Photoprotective clothing, sun avoidance, and broad-spectrum sunscreen are needed for prevention. Topical regimens such as corticosteroids and tacrolimus or systemic treatment with corticosteroids are beneficial. For serious cases, desensitization with PUVA or narrowband UVB a few times a week beginning at 50–70 % of the MED with incremental increases of 10 % can be tried. For refractory cases, systemic therapy with thalidomide for a few weeks until the condition resolves with a taper to the smallest maintenance dose possible [56]. Teratogenicity is a serious side effect in young females. Registry, contraceptive education, and frequent pregnancy testing should be performed in girls of child-bearing age. Other regimens including tetracycline, cyclosporine, azathioprine, vitamin E, beta-carotene, chloroquine, and pentoxifylline have been reported to be beneficial, but further study is necessary (Table 40.5). The condition may resolve with pitted scarring or postinflammatory hyperpigmentation but generally it persists into adulthood [48, 55]. Just as thalidomide, a medication with FDA approval for multiple myeloma and erythema nodosum leprosum, became a useful therapy for severe cases of actinic prurigo, novel applications of existing therapeutics may benefit children with these and other photosensitive disorders refractile to traditional treatments [57].

Hydroa vacciniforme is a rare disorder that develops in children, sometimes in association with the Epstein–Barr virus (EBV). The incidence of the disorder is unknown but has been reported at 1:300,000, with an equal sex distribution in a review from Glasgow, although females presented with the disease earlier and males had a more prolonged disease course [64]. There have been reports of the disorder in South African, Caucasian, Native American, Asian, and Hispanic children [58–63].

Hydroa vacciniforme clinically presents with a pruritic photodistributed erythematous maculopapular and vesicular rash that is often seen on the face with perioral involvement within hours to days after sun exposure. Umbilicated lesions and hemorrhagic crusting can be observed [64].

Hydroa vacciniforme is unfortunately oftentimes refractory to therapy. Photoprotective clothing, broad-spectrum sunscreen, and photoprotection on windows in the home and cars are recommended. Desensitization with narrowband UVB can serve as a beneficial adjunct [64]. There are case reports of benefit with other regimens, including antivirals such acyclovir and valacyclovir [65], PUVA, omega-3 fish oils, beta-carotene or antimalarials, and the use of cyclosporine or azathioprine in severe cases (Table 40.6). The condition often spontaneously resolves before adulthood but may result in significant residual varioliform scarring [66].

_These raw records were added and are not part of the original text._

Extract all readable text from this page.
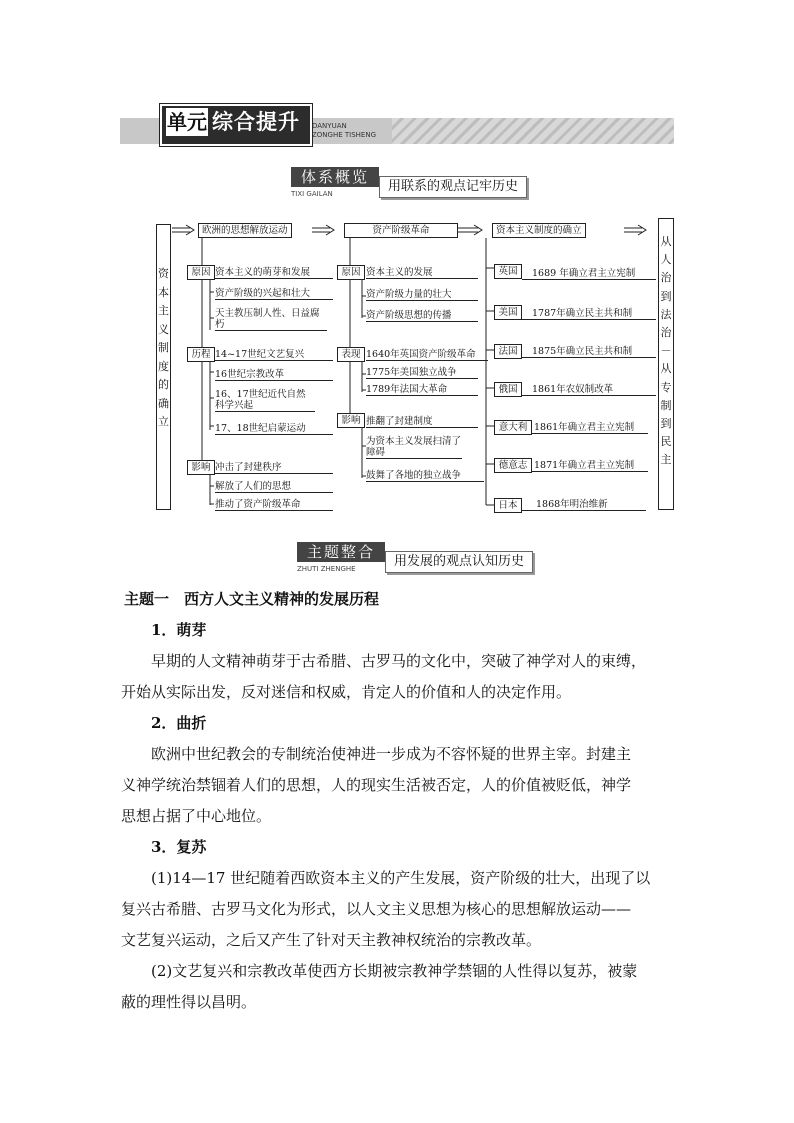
单元 综合提升 DANYUAN
ZONGHE TISHENG
体系概览
TIXI GAILAN	用联系的观点记牢历史
资本主义制度的确立
从人治到法治－从专制到民主
欧洲的思想解放运动
原因 资本主义的萌芽和发展
资产阶级的兴起和壮大
天主教压制人性、日益腐朽
历程 14~17世纪文艺复兴
16世纪宗教改革
16、17世纪近代自然科学兴起
17、18世纪启蒙运动
影响 冲击了封建秩序
解放了人们的思想
推动了资产阶级革命
资产阶级革命
原因 资本主义的发展
资产阶级力量的壮大
资产阶级思想的传播
表现 1640年英国资产阶级革命
1775年美国独立战争
1789年法国大革命
影响 推翻了封建制度
为资本主义发展扫清了障碍
鼓舞了各地的独立战争
资本主义制度的确立
英国	1689 年确立君主立宪制
美国	1787年确立民主共和制
法国	1875年确立民主共和制
俄国	1861年农奴制改革
意大利 1861年确立君主立宪制
德意志 1871年确立君主立宪制
日本	1868年明治维新
主题整合
ZHUTI ZHENGHE	用发展的观点认知历史
主题一　西方人文主义精神的发展历程
1．萌芽
早期的人文精神萌芽于古希腊、古罗马的文化中，突破了神学对人的束缚，
开始从实际出发，反对迷信和权威，肯定人的价值和人的决定作用。
2．曲折
欧洲中世纪教会的专制统治使神进一步成为不容怀疑的世界主宰。封建主
义神学统治禁锢着人们的思想，人的现实生活被否定，人的价值被贬低，神学
思想占据了中心地位。
3．复苏
(1)14—17 世纪随着西欧资本主义的产生发展，资产阶级的壮大，出现了以
复兴古希腊、古罗马文化为形式，以人文主义思想为核心的思想解放运动——
文艺复兴运动，之后又产生了针对天主教神权统治的宗教改革。
(2)文艺复兴和宗教改革使西方长期被宗教神学禁锢的人性得以复苏，被蒙
蔽的理性得以昌明。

Recently, there has been a partition of hydroa vacciniforme cases into a typical subtype where cutaneous findings are limited to photodistributed sites versus a severe hydroa vacciniforme-like subtype with cutaneous findings that extend to photoprotected sites. This severe variant can be associated with high peripheral blood EBV DNA titers. A distinct condition called hydroa vacciniforme-like lymphoma has been associated with mosquito bite hypersensitivity and risk of lymphoproliferative malignancy [68]. Hydroa vacciniforme-like lymphoma is an EBV-associated T-cell and natural killer cell lymphoma, most commonly seen in children from Asia and South and Central America, associated with systemic manifestations including fever and hepatosplenomegaly [69, 70]. While some authors propose measuring the titers of EBV DNA, which may have utility in assessing a child’s risk of malignant transformation and help direct the frequency and extent of clinical monitoring, it is important to reemphasize that hydroa vacciniforme-like lymphoma is a distinct clinical entity and that children with hydroa vacciniforme generally have a relatively benign clinical course.